Natürlich hat es auch Johann Sebastian Bach ins Weltall geschafft. Und zwar gleich drei Mal, trotz aller Bedenken, dass diese Bevorzugung von den Außerirdischen womöglich als Prahlerei über unsere irdischen Kompositionskünste aufgefasst werden könnte. Die Musik der Voyager-Platte beginnt denn auch strahlend und optimistisch mit dem ersten Satz von Bachs „Brandenburgischem Konzert Nr. 2“. Ob der schwarze Musiker Blind Willy Johnson mit seinem traurigen Blues „Dark was the night“ den Eindruck wohl wieder etwas zurechtrücken wird, bei uns Menschen handelte es sich um ein doch überwiegend harmonisches, friedliebendes, gesittetes und kulturell weit entwickeltes Völkchen? Würden die Extraterrestrischen heraushören können, dass es auf der Erde beileibe nicht immer allen Menschen zu allen Zeiten gut ging? Das letzte Stück, die „Cavatina“ von Beethoven, bringt dann vollends berührend die zutiefst menschliche Unsicherheit zwischen Hoffnung und Traurigkeit zum Ausdruck, zusammen mit unserer Sehnsucht nach Glück und Frieden.

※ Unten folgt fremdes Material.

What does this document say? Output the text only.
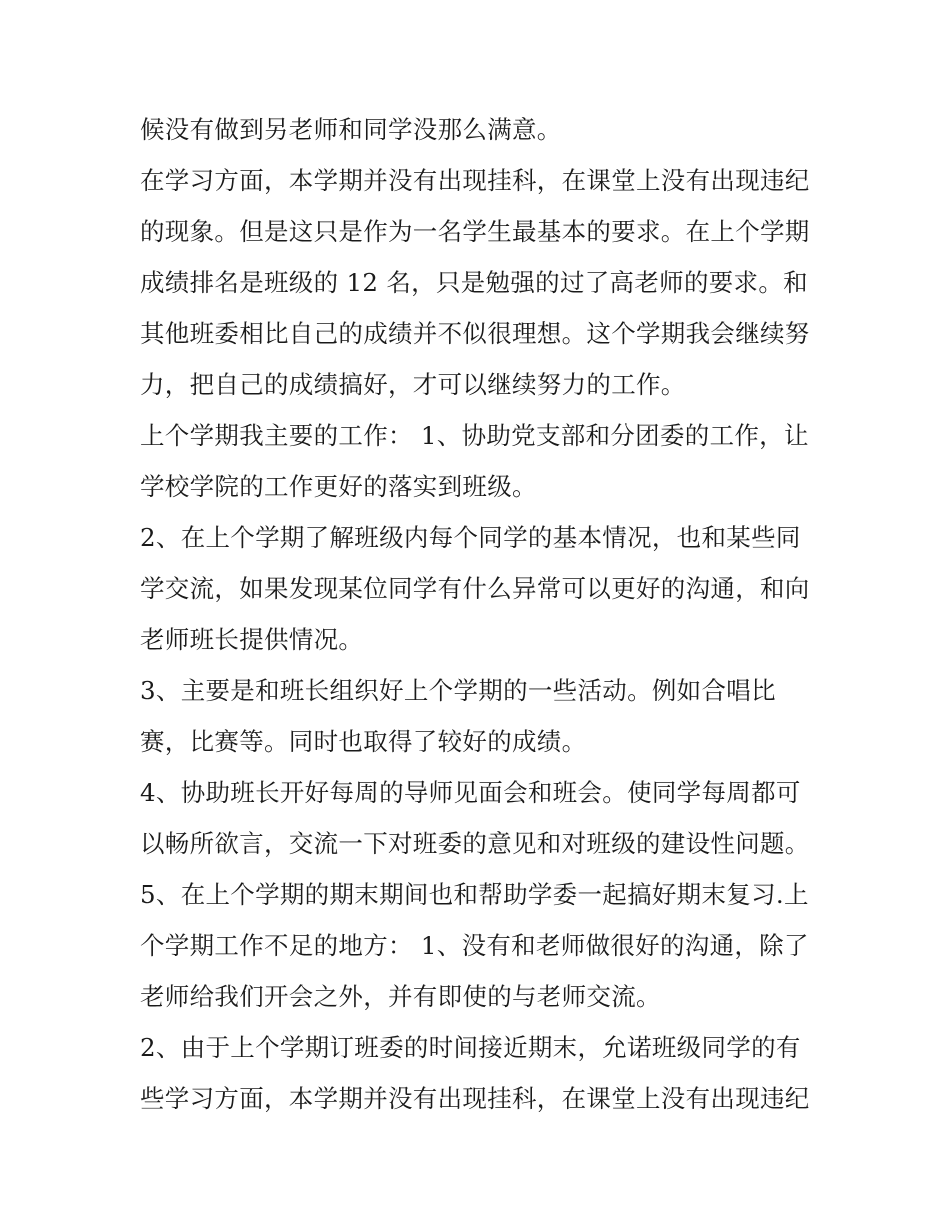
候没有做到另老师和同学没那么满意。
在学习方面，本学期并没有出现挂科，在课堂上没有出现违纪
的现象。但是这只是作为一名学生最基本的要求。在上个学期
成绩排名是班级的 12 名，只是勉强的过了高老师的要求。和
其他班委相比自己的成绩并不似很理想。这个学期我会继续努
力，把自己的成绩搞好，才可以继续努力的工作。
上个学期我主要的工作： 1、协助党支部和分团委的工作，让
学校学院的工作更好的落实到班级。
2、在上个学期了解班级内每个同学的基本情况，也和某些同
学交流，如果发现某位同学有什么异常可以更好的沟通，和向
老师班长提供情况。
3、主要是和班长组织好上个学期的一些活动。例如合唱比
赛，比赛等。同时也取得了较好的成绩。
4、协助班长开好每周的导师见面会和班会。使同学每周都可
以畅所欲言，交流一下对班委的意见和对班级的建设性问题。
5、在上个学期的期末期间也和帮助学委一起搞好期末复习.上
个学期工作不足的地方： 1、没有和老师做很好的沟通，除了
老师给我们开会之外，并有即使的与老师交流。
2、由于上个学期订班委的时间接近期末，允诺班级同学的有
些学习方面，本学期并没有出现挂科，在课堂上没有出现违纪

Vielleicht ist die Voyager-Schallplatte alles, was von der Menschheit bleibt

In ferner Zukunft werden die Voyager-Platten womöglich das Einzige sein, was von der Menschheit übrig bleiben wird. Sie bestehen aus Kupfer mit einem Überzug aus purem Gold mit einer Haltbarkeit von mindestens einer Milliarde Jahren. Lange nachdem die alternde Sonne sich allmählich aufblähen wird zu einem Roten Riesenstern und die Erde in eine tote, glühende Gesteinskugel verwandeln wird, werden die beiden Voyager-Sonden noch durch die Weiten der Milchstraße rasen.

Mit einer winzigen Wahrscheinlichkeit wird die kosmische Flaschenpost von der Erde tatsächlich einmal aufgefischt werden von fremden Lebewesen auf einem fernen Planeten. Werden sie den Sinn der Platten erkennen? Schon unsere eigenen Kinder wüssten ja heutzutage in Zeiten von Youtube, iTunes und mp3 kaum noch etwas mit ihnen anzufangen, auch wenn die Langspielplatte gerade eine Renaissance erlebt.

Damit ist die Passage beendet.